Saturday we loaded Rapunzel into a wagon behind my road bike and the Contraption Captain took his Tour Easy and we set out to run some errands, at least one of which was fulfilling Rapunzel's multi-month request to get her ears pierced. Heading down the hill just outside our house I thought my steering felt off but I chalked that up to the wagon. I turned onto the Alameda and asked Contraption if he'd adjusted my steering in any way. He shook his head no. I turned on to Avy and pulled over and eyed my bicycle gravely and then started feeling around. The front tire was low and getting lower. We moved the wagon to the recumbent and I biked home. Because of the impending ear appointment time constraints we (somewhat glumly) got into the car and drove downtown.

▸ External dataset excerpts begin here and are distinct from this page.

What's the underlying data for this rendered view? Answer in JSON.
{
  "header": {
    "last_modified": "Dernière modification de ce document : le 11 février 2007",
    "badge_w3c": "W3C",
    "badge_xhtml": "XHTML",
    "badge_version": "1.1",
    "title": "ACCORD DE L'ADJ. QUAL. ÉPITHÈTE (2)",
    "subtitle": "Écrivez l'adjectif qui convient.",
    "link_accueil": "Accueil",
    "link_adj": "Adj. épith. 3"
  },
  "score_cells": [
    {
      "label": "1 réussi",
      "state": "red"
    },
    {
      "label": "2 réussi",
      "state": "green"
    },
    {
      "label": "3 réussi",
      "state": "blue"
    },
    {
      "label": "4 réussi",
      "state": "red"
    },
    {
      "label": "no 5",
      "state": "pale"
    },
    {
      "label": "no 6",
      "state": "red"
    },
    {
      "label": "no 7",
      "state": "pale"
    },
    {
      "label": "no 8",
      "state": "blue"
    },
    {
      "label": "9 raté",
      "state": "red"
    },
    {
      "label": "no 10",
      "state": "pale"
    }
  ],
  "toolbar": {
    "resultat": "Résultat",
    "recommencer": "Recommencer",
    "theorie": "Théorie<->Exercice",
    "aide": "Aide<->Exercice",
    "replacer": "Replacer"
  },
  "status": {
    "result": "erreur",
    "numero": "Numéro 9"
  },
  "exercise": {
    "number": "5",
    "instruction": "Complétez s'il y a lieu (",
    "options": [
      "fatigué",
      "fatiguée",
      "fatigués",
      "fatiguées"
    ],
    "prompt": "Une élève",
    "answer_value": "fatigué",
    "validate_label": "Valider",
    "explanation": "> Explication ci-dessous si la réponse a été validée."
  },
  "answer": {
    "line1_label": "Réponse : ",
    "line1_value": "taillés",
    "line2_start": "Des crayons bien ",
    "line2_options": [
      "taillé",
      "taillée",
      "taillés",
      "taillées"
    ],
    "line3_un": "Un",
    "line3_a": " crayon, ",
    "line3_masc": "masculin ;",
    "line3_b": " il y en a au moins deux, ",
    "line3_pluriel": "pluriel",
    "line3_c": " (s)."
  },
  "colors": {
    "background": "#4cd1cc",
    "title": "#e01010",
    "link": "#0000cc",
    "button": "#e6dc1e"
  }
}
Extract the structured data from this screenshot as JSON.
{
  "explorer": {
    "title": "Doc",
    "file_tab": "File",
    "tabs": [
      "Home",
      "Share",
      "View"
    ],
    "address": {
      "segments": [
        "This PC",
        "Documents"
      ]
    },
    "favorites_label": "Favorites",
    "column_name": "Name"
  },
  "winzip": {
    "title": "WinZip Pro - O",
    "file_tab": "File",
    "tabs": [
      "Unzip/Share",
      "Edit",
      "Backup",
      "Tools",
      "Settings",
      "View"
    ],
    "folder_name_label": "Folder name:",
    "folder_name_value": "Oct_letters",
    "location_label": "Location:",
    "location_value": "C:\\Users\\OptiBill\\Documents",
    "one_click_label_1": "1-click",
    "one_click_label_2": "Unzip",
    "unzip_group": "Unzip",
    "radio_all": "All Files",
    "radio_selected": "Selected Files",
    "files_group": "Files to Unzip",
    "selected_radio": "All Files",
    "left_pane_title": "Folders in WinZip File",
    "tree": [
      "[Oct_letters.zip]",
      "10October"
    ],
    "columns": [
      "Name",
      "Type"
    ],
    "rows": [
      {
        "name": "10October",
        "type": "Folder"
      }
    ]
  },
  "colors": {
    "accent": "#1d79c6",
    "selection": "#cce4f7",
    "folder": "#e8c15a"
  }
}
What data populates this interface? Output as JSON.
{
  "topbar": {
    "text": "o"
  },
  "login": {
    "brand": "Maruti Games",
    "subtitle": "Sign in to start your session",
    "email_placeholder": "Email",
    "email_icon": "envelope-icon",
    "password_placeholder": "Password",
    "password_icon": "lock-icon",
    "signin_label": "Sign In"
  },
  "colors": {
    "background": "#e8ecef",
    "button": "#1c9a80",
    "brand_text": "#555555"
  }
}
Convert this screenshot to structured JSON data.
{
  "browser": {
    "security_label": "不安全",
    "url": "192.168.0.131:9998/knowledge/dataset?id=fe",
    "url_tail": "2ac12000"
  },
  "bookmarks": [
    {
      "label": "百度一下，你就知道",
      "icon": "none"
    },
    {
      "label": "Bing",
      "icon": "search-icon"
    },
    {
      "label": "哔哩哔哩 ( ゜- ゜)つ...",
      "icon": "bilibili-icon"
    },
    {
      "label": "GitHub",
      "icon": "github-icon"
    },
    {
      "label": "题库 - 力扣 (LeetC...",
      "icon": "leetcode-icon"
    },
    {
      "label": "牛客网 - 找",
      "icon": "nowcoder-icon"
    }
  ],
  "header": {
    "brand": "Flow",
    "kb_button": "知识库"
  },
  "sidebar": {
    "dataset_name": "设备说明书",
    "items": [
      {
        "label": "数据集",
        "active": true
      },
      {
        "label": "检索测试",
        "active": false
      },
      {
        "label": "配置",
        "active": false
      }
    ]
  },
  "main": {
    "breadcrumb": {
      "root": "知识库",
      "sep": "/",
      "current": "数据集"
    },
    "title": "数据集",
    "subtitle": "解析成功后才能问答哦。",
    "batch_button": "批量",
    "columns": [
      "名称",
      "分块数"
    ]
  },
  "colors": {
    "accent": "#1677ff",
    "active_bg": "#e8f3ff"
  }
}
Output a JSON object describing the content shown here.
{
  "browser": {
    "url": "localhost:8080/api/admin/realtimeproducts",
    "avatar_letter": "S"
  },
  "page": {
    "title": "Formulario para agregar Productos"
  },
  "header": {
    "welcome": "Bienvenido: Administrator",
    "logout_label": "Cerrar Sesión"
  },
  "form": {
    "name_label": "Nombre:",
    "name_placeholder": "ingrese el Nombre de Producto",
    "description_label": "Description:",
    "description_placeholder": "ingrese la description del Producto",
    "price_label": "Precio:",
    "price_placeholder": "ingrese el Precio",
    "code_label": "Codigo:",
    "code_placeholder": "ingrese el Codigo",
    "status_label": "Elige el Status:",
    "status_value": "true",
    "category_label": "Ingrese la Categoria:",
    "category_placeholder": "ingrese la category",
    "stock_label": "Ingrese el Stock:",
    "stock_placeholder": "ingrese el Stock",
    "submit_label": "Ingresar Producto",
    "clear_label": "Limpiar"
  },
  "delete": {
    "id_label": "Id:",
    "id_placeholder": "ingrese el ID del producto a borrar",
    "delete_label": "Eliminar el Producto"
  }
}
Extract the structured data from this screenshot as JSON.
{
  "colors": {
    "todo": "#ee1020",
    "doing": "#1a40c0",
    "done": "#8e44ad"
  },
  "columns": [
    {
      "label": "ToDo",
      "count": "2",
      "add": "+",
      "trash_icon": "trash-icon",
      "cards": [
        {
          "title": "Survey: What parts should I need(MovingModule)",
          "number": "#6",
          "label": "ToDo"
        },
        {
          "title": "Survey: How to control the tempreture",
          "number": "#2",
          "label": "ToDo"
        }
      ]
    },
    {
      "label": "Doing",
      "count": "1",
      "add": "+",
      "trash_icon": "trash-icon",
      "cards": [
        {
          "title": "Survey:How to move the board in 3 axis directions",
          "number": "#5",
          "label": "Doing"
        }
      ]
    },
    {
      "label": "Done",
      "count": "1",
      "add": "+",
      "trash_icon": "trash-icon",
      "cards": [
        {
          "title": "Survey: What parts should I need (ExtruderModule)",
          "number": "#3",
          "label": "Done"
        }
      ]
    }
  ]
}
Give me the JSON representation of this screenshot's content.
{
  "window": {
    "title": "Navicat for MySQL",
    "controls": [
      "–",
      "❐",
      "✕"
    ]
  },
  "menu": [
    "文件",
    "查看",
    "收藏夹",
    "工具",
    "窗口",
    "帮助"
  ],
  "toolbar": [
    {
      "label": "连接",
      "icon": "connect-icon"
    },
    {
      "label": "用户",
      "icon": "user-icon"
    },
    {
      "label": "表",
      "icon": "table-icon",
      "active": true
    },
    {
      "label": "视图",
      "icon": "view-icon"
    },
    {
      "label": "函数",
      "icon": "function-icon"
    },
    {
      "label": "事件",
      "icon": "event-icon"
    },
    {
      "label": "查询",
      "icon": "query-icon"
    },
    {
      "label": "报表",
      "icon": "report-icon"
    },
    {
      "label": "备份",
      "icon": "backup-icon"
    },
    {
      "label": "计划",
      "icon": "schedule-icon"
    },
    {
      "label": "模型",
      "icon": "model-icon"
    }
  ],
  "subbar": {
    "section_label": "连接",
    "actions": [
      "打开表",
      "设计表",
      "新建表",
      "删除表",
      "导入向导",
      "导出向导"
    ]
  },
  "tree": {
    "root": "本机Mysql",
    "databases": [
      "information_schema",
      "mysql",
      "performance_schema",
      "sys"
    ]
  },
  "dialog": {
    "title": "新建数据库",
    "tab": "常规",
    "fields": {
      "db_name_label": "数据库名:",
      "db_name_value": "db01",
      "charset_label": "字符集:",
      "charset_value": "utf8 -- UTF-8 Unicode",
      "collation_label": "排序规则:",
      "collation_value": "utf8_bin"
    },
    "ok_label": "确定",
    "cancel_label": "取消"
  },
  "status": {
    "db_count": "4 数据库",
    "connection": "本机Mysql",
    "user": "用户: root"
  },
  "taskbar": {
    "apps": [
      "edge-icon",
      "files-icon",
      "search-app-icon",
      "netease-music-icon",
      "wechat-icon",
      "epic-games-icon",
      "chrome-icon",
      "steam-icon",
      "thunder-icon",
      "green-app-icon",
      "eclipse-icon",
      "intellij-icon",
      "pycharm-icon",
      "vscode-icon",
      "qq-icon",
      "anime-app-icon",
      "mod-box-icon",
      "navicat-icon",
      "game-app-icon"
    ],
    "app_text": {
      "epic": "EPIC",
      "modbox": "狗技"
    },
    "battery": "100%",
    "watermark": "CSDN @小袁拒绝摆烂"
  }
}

Once home again Contraption Captain started pulling apart my bicycle. He put on new brake pads and showed me how the existing ones were wore to the metal in one place. He took tire and tube off the bicycle and set them to one side. I studied my now ex-tire. It was covered in small holes, the endless insults of over a year of riding on roads shared with broken glass and other tiny sharp objects. New tire, new tube, new brakes, and I was back in action. We talked a little about how crappy changing a tire is, Contraption thinks that tire manufacturers do not stick by the standards entirely well causing at least some of the headache. The other part, he reminded me, is that a car doesn't mind carrying something huge and heavy but most bicyclists favor lighter transport.
Today was a good ride in. Most of them are good. I looked at the grey sky with was pocked with areas of clear quiet blue as the clouds cleared to either side. The cars did a certain amount of horsing around as they coped with the current construction on Sand Hill but it was nothing beyond the pale. I got shoaled by two bicyclists, neither of whom were very good which was a shame as I was stuck behind them for awhile. What is it about slow bicyclists that they always want to move their bicycles in front of you at a red light? I can always tell when my ass is going to be handed to me speed wise because the roadie will pull up behind me, wait there, and then blow by me a few minutes later when there is a break in traffic.
I witnessed a few funny instances of what I call The Fan Out Effect. This is when a bicyclist is clumping along in a lane without a bike lane and a car is behind the bicyclist and so the car drives up the oncoming traffic lane to get around and in the space of a few seconds causes both the bicyclist coming in the other direction and a car coming in the other direction to lose control of their respective bladders. The solution, dear cars, is not to try and pass (even if it's killing you) until no one is coming at you from the opposite direction.
Back in awhile crocodiles. Going to go get my bicycle and grab me some of that blue blue sky before my lunch break comes to an end.